The division bench said it will hear the matter on February 5, 2020.

Facts of the case: 

  1. On January 28, 2020 a single judge had dismissed the plea saying it was not maintainable and that under the Representation of People Act, 1951 only an election petition was permissible and it would have to be filed after results were declared.
  2. The petition contended that the petitioners had arrived at the election office at Jamnagar House early in the morning on January 20, 2020 with their duly-filled forms and required documents. Since there were several candidates already waiting at the office, the returning officer (RO) issued them tokens and based on their respective token numbers the forms were to be accepted and scrutinised. However, due to paucity of time, all the people who were issued tokens could not be attended to, the plea said, adding that the returning officer asked the petitioners to come the next day. The returning officer also told them their tokens were valid for the next day and their turn would come before that of others, the petition claims.

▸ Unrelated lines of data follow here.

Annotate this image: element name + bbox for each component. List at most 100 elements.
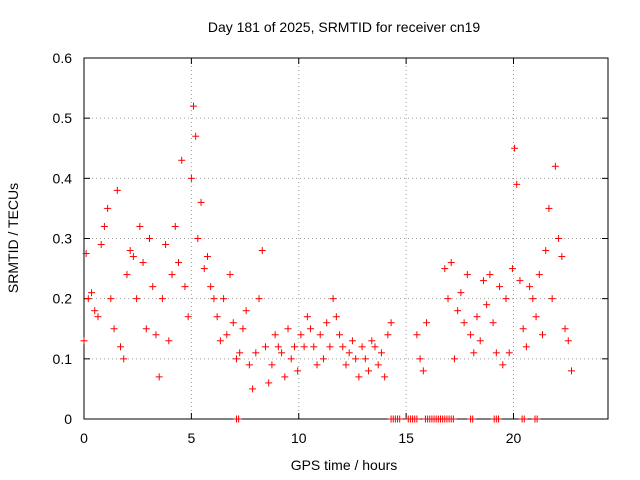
data-point xyxy=(126,247,134,255)
data-point xyxy=(297,331,305,339)
data-point xyxy=(307,325,315,333)
data-point xyxy=(542,247,550,255)
data-point xyxy=(162,241,170,249)
data-point xyxy=(371,343,379,351)
data-point xyxy=(117,343,125,351)
data-point xyxy=(158,295,166,303)
data-point xyxy=(274,343,282,351)
data-point xyxy=(258,247,266,255)
data-point xyxy=(232,355,240,363)
data-point xyxy=(499,361,507,369)
data-point xyxy=(332,313,340,321)
data-point xyxy=(323,319,331,327)
data-point xyxy=(197,198,205,206)
data-point xyxy=(268,361,276,369)
y-tick-label: 0.1 xyxy=(53,351,73,367)
data-point xyxy=(261,343,269,351)
data-point xyxy=(342,361,350,369)
data-point xyxy=(368,337,376,345)
y-tick-label: 0.2 xyxy=(53,291,73,307)
data-point xyxy=(316,331,324,339)
data-point xyxy=(377,349,385,357)
data-point xyxy=(444,295,452,303)
data-point xyxy=(419,367,427,375)
data-point xyxy=(529,295,537,303)
data-point xyxy=(539,331,546,339)
data-point xyxy=(178,156,186,164)
data-point xyxy=(192,132,200,140)
data-point xyxy=(505,349,513,357)
data-point xyxy=(496,283,504,291)
data-point xyxy=(489,319,497,327)
data-point xyxy=(165,337,173,345)
data-point xyxy=(155,373,163,381)
chart-title: Day 181 of 2025, SRMTID for receiver cn1… xyxy=(208,19,481,35)
data-point xyxy=(271,331,279,339)
data-point xyxy=(133,295,141,303)
data-point xyxy=(463,271,471,279)
x-tick-label: 20 xyxy=(506,430,522,446)
data-point xyxy=(190,102,198,110)
data-point xyxy=(476,337,484,345)
data-point xyxy=(336,331,344,339)
data-point xyxy=(516,277,524,285)
data-point xyxy=(91,307,99,315)
data-point xyxy=(450,355,458,363)
data-point xyxy=(223,331,231,339)
data-point xyxy=(384,331,392,339)
data-point xyxy=(522,343,530,351)
data-point xyxy=(181,283,189,291)
data-point xyxy=(252,349,260,357)
data-point xyxy=(339,343,347,351)
data-point xyxy=(152,331,160,339)
data-point xyxy=(84,295,92,303)
data-point xyxy=(532,313,540,321)
gridlines xyxy=(84,58,608,419)
data-point xyxy=(352,355,360,363)
data-point xyxy=(313,361,321,369)
data-point xyxy=(213,313,221,321)
data-point xyxy=(265,379,273,387)
data-point xyxy=(290,343,298,351)
data-point xyxy=(454,307,462,315)
data-point xyxy=(526,283,534,291)
y-tick-label: 0 xyxy=(64,411,72,427)
data-point xyxy=(460,319,468,327)
data-point xyxy=(216,337,224,345)
data-point xyxy=(174,259,182,267)
data-point xyxy=(326,343,334,351)
data-point xyxy=(139,259,147,267)
data-point xyxy=(187,174,195,182)
data-point xyxy=(502,295,510,303)
data-point xyxy=(123,271,131,279)
data-point xyxy=(249,385,257,393)
x-tick-label: 15 xyxy=(398,430,414,446)
data-point xyxy=(470,349,478,357)
data-point xyxy=(171,222,179,230)
data-point xyxy=(94,313,102,321)
data-point xyxy=(107,295,115,303)
data-point xyxy=(239,325,247,333)
data-point xyxy=(300,343,308,351)
data-point xyxy=(387,319,395,327)
data-point xyxy=(207,283,215,291)
data-point xyxy=(483,301,491,309)
data-point xyxy=(555,235,563,242)
data-point xyxy=(278,349,286,357)
x-axis-label: GPS time / hours xyxy=(291,457,398,473)
axis-ticks: 0 0.1 0.2 0.3 0.4 0.5 0.6 0 5 10 15 20 xyxy=(53,50,608,446)
data-points xyxy=(80,102,575,423)
data-point xyxy=(355,373,363,381)
data-point xyxy=(423,319,431,327)
data-point xyxy=(310,343,318,351)
data-point xyxy=(520,415,528,423)
data-point xyxy=(533,415,541,423)
data-point xyxy=(220,295,228,303)
data-point xyxy=(469,415,477,423)
data-point xyxy=(535,271,543,279)
data-point xyxy=(473,313,481,321)
data-point xyxy=(467,331,475,339)
data-point xyxy=(245,361,253,369)
data-point xyxy=(381,373,389,381)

  3. When the petitioners reached the election office the next day, they found that instead of tokens, the names of the applicants were being recorded on a sheet, the petition said, claiming that once Chief Minister Arvind Kejriwal arrived there to file his nomination, he was directly taken inside to allegedly facilitate his filing.
  4. Their plea claimed that due to the "wrongful, illegal, arbitrary, unconstitutional and malafide actions/inactions" of returning officer the petitioners were illegally and unconstitutionally deprived of exercising their constitutional right of participating in the democratic process of government formation".
  5. The petitioners have sought directions to the Centre, Election Commission, Chief Electoral Officer and returning officer to initiate measures which would help them to file their nomination forms for contesting election from the New Delhi seat against Kejriwal.